Es un sábado de principios de julio en Prada y las calles están engalanadas por las fiestas locales y a la espera del paso del Tour unos días después: uno de los pocos beneficios tangibles que los vecinos citan por tener al exalcalde en París. Anglès está sentado en la terraza del Central Bar y toma un café como hacía con Castex y otros amigos. Lleva una camiseta del club de rugby en la que se lee: “Ho podem fer”. “Sí, podemos”… “A él le gusta el rugby”, dice Anglès. “Está en su temperamento: un espíritu combativo que consiste en no abandonar”.
Castex ha guardado de Prada y su comarca “el sentido del consenso”, dice Romain Grau, diputado local en la Asamblea Nacional por el partido de Macron. “El verbo pactar es muy catalán: significa ir más allá de nuestros compromisos, no para renegarlos sino por un interés superior”.
La catalanidad de Castex –”un servidor al Estado”, como le definió otro alcalde de la región– no ha modificado en nada la posición de su Gobierno hostil al independentismo catalán. Pero sí ha aportado una mayor sensibilidad que algunos de sus ministros hacia la enseñanza en lenguas regionales en Francia después de que en mayo el Consejo Constitucional prohibiese la inmersión lingüística en la escuela pública.
El primer año de Castex en Matignon, el palacete del primer ministro en París, no ha sido como esperaba. No podía imaginarse que en el verano de 2021 seguiría ocupado con la pandemia. “Uno no elige su época”, dice en Le Monde.
Castex ha afrontado en ocasiones dificultades para controlar a las tropas parlamentarias y ha tropezado, como otros gobiernos, en la gestión del virus. Al mismo tiempo, ha ejercido el papel del primer ministro como pararrayos del presidente. Con una ventaja respecto a su antecesor, Édouard Philippe: no hace sombra al jefe ni sueña con ocupar un día su plaza. Su misión es aplicar políticas del jefe del Estado, no imaginarlas.
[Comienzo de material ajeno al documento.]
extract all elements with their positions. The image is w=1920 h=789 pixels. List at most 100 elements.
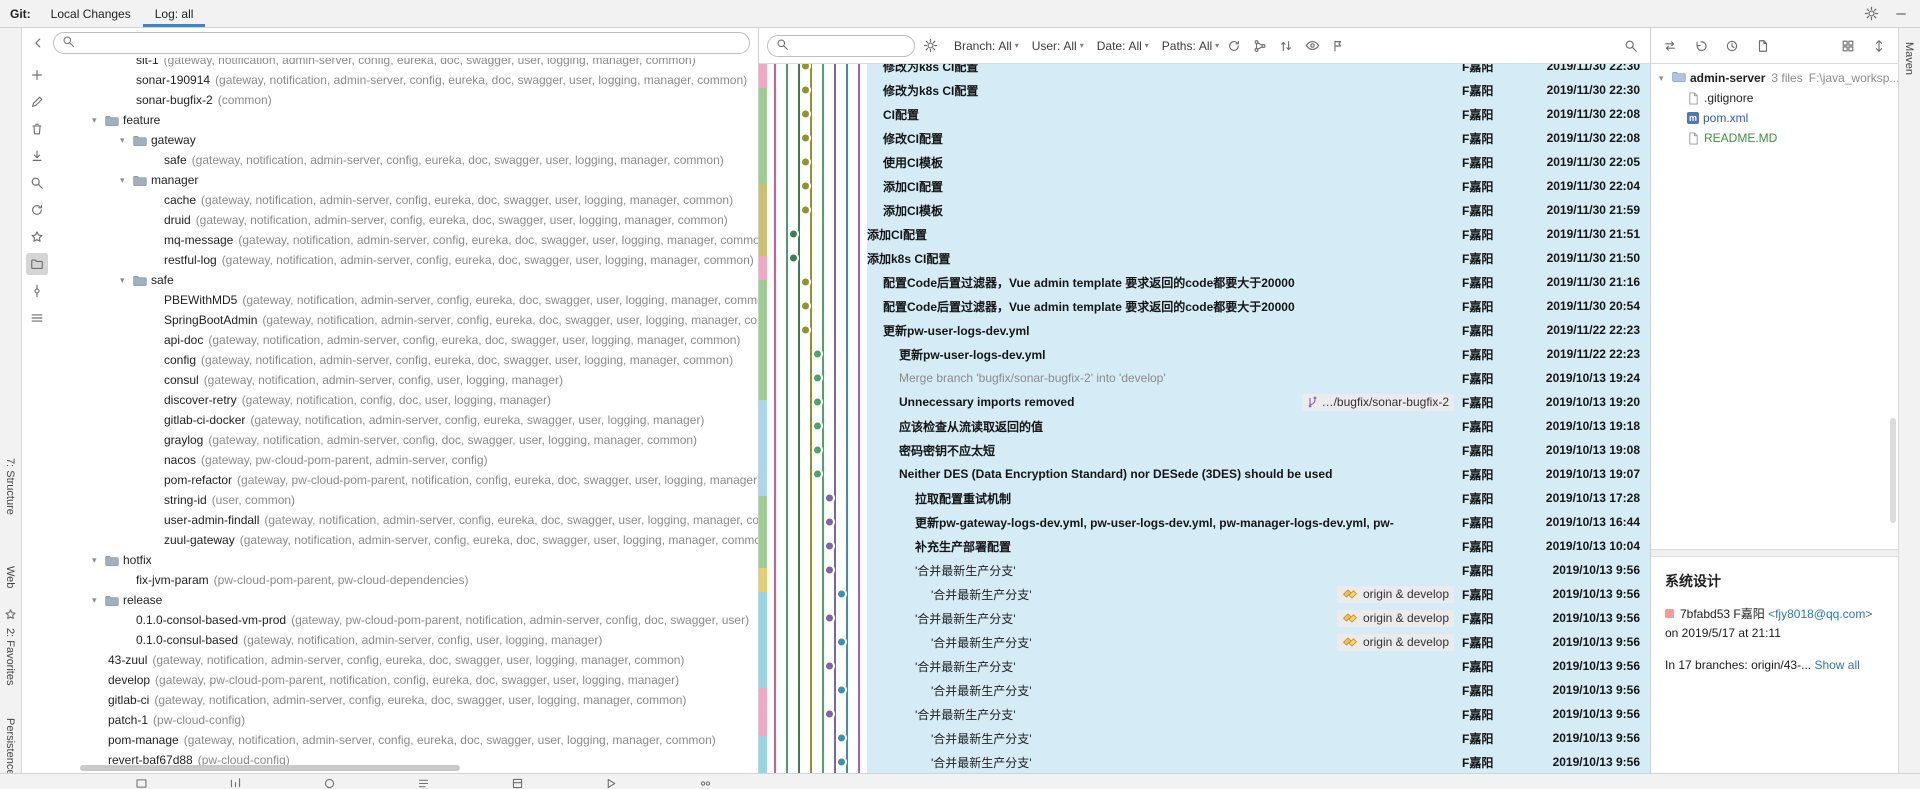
branch-folder-row[interactable]: ▾feature: [52, 110, 758, 130]
commit-row[interactable]: 更新pw-gateway-logs-dev.yml, pw-user-logs-…: [759, 510, 1650, 534]
intellisort-icon[interactable]: [1249, 35, 1271, 57]
commit-row[interactable]: 使用CI模板F嘉阳2019/11/30 22:05: [759, 150, 1650, 174]
branch-row[interactable]: zuul-gateway(gateway, notification, admi…: [52, 530, 758, 550]
changed-file-row[interactable]: mpom.xml: [1651, 108, 1898, 128]
hide-tool-window-icon[interactable]: [1890, 3, 1912, 25]
group-by-directory-icon[interactable]: [26, 253, 48, 275]
branch-row[interactable]: cache(gateway, notification, admin-serve…: [52, 190, 758, 210]
show-all-branches-link[interactable]: Show all: [1814, 658, 1859, 672]
branch-folder-row[interactable]: ▾manager: [52, 170, 758, 190]
commit-row[interactable]: 添加CI配置F嘉阳2019/11/30 22:04: [759, 174, 1650, 198]
refresh-icon[interactable]: [26, 199, 48, 221]
branch-row[interactable]: restful-log(gateway, notification, admin…: [52, 250, 758, 270]
vertical-scrollbar[interactable]: [1890, 418, 1896, 523]
branch-row[interactable]: gitlab-ci-docker(gateway, notification, …: [52, 410, 758, 430]
expand-arrow-icon[interactable]: ▾: [120, 175, 132, 186]
commit-row[interactable]: '合并最新生产分支'origin & developF嘉阳2019/10/13 …: [759, 582, 1650, 606]
view-options-icon[interactable]: [26, 307, 48, 329]
edit-icon[interactable]: [26, 91, 48, 113]
tool-window-tab-maven[interactable]: Maven: [1903, 42, 1915, 75]
commit-row[interactable]: 修改CI配置F嘉阳2019/11/30 22:08: [759, 126, 1650, 150]
go-to-hash-search-icon[interactable]: [1620, 35, 1642, 57]
commit-row[interactable]: '合并最新生产分支'F嘉阳2019/10/13 9:56: [759, 750, 1650, 773]
sort-icon[interactable]: [1275, 35, 1297, 57]
tool-window-tab-web[interactable]: Web: [4, 566, 16, 588]
commit-row[interactable]: 添加CI配置F嘉阳2019/11/30 21:51: [759, 222, 1650, 246]
branch-row[interactable]: graylog(gateway, notification, admin-ser…: [52, 430, 758, 450]
details-splitter[interactable]: [1651, 549, 1898, 557]
date-filter[interactable]: Date: All ▾: [1097, 39, 1149, 53]
branch-row[interactable]: patch-1(pw-cloud-config): [52, 710, 758, 730]
commit-row[interactable]: '合并最新生产分支'F嘉阳2019/10/13 9:56: [759, 654, 1650, 678]
rollback-icon[interactable]: [1690, 35, 1712, 57]
commit-row[interactable]: 添加CI模板F嘉阳2019/11/30 21:59: [759, 198, 1650, 222]
branch-row[interactable]: discover-retry(gateway, notification, co…: [52, 390, 758, 410]
branch-row[interactable]: mq-message(gateway, notification, admin-…: [52, 230, 758, 250]
filter-settings-icon[interactable]: [919, 35, 941, 57]
bottom-tool-icon[interactable]: [224, 773, 246, 789]
checkout-icon[interactable]: [26, 145, 48, 167]
tag-ref-chip[interactable]: origin & develop: [1337, 586, 1454, 603]
branch-row[interactable]: sonar-bugfix-2(common): [52, 90, 758, 110]
commit-row[interactable]: Merge branch 'bugfix/sonar-bugfix-2' int…: [759, 366, 1650, 390]
horizontal-scrollbar[interactable]: [80, 765, 460, 771]
refresh-log-icon[interactable]: [1223, 35, 1245, 57]
branch-row[interactable]: pom-manage(gateway, notification, admin-…: [52, 730, 758, 750]
tab-log-all[interactable]: Log: all: [143, 0, 206, 27]
branch-row[interactable]: safe(gateway, notification, admin-server…: [52, 150, 758, 170]
branch-filter[interactable]: Branch: All ▾: [954, 39, 1019, 53]
find-icon[interactable]: [26, 172, 48, 194]
branch-row[interactable]: string-id(user, common): [52, 490, 758, 510]
commit-node-icon[interactable]: [26, 280, 48, 302]
branch-row[interactable]: nacos(gateway, pw-cloud-pom-parent, admi…: [52, 450, 758, 470]
commit-row[interactable]: '合并最新生产分支'origin & developF嘉阳2019/10/13 …: [759, 630, 1650, 654]
commit-hash[interactable]: 7bfabd53: [1680, 607, 1730, 621]
branch-row[interactable]: PBEWithMD5(gateway, notification, admin-…: [52, 290, 758, 310]
compare-icon[interactable]: [1659, 35, 1681, 57]
commit-row[interactable]: '合并最新生产分支'F嘉阳2019/10/13 9:56: [759, 702, 1650, 726]
bottom-tool-icon[interactable]: [506, 773, 528, 789]
bottom-tool-icon[interactable]: [318, 773, 340, 789]
commit-row[interactable]: 修改为k8s CI配置F嘉阳2019/11/30 22:30: [759, 78, 1650, 102]
preview-diff-eye-icon[interactable]: [1301, 35, 1323, 57]
expand-arrow-icon[interactable]: ▾: [120, 135, 132, 146]
expand-all-icon[interactable]: [1868, 35, 1890, 57]
changed-file-row[interactable]: .gitignore: [1651, 88, 1898, 108]
changed-file-row[interactable]: README.MD: [1651, 128, 1898, 148]
commit-row[interactable]: '合并最新生产分支'F嘉阳2019/10/13 9:56: [759, 678, 1650, 702]
tag-ref-chip[interactable]: origin & develop: [1337, 634, 1454, 651]
history-clock-icon[interactable]: [1721, 35, 1743, 57]
log-filter-input[interactable]: [767, 35, 915, 57]
branch-folder-row[interactable]: ▾safe: [52, 270, 758, 290]
changed-files-root-row[interactable]: ▾ admin-server 3 files F:\java_worksp...: [1651, 68, 1898, 88]
branch-folder-row[interactable]: ▾release: [52, 590, 758, 610]
paths-filter[interactable]: Paths: All ▾: [1162, 39, 1219, 53]
branch-row[interactable]: 0.1.0-consol-based-vm-prod(gateway, pw-c…: [52, 610, 758, 630]
commit-row[interactable]: '合并最新生产分支'origin & developF嘉阳2019/10/13 …: [759, 606, 1650, 630]
commit-row[interactable]: 更新pw-user-logs-dev.ymlF嘉阳2019/11/22 22:2…: [759, 318, 1650, 342]
commit-row[interactable]: 更新pw-user-logs-dev.ymlF嘉阳2019/11/22 22:2…: [759, 342, 1650, 366]
bottom-tool-icon[interactable]: [600, 773, 622, 789]
show-diff-icon[interactable]: [1752, 35, 1774, 57]
branch-row[interactable]: sonar-190914(gateway, notification, admi…: [52, 70, 758, 90]
branch-row[interactable]: config(gateway, notification, admin-serv…: [52, 350, 758, 370]
settings-gear-icon[interactable]: [1860, 3, 1882, 25]
user-filter[interactable]: User: All ▾: [1032, 39, 1084, 53]
commit-row[interactable]: '合并最新生产分支'F嘉阳2019/10/13 9:56: [759, 558, 1650, 582]
back-arrow-icon[interactable]: [27, 32, 49, 54]
bottom-tool-icon[interactable]: [412, 773, 434, 789]
favorite-star-icon[interactable]: [26, 226, 48, 248]
tool-window-tab-favorites[interactable]: 2: Favorites: [4, 628, 16, 685]
commit-row[interactable]: 拉取配置重试机制F嘉阳2019/10/13 17:28: [759, 486, 1650, 510]
collapse-branches-icon[interactable]: [1327, 35, 1349, 57]
branch-row[interactable]: develop(gateway, pw-cloud-pom-parent, no…: [52, 670, 758, 690]
expand-arrow-icon[interactable]: ▾: [1659, 73, 1671, 84]
branch-folder-row[interactable]: ▾hotfix: [52, 550, 758, 570]
branch-row[interactable]: user-admin-findall(gateway, notification…: [52, 510, 758, 530]
branch-row[interactable]: druid(gateway, notification, admin-serve…: [52, 210, 758, 230]
branch-search-input[interactable]: [53, 32, 750, 54]
commit-row[interactable]: '合并最新生产分支'F嘉阳2019/10/13 9:56: [759, 726, 1650, 750]
commit-row[interactable]: 配置Code后置过滤器，Vue admin template 要求返回的code…: [759, 270, 1650, 294]
group-by-icon[interactable]: [1837, 35, 1859, 57]
expand-arrow-icon[interactable]: ▾: [92, 595, 104, 606]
La incógnita es si continuará hasta el final del mandato de Macron, la próxima primavera, o si Macron podría relevarlo para encarar la campaña electoral y la recuperación económica. Macron ha indicado que seguirá.
“Lo que me parece bueno para el país es que siga como primer ministro hasta el final del mandato”, dice el diputado Grau. “Hay que superar esta crisis, la crisis sanitaria y la fase del relanzamiento, y el relanzamiento no hay que darlo por hecho aún”.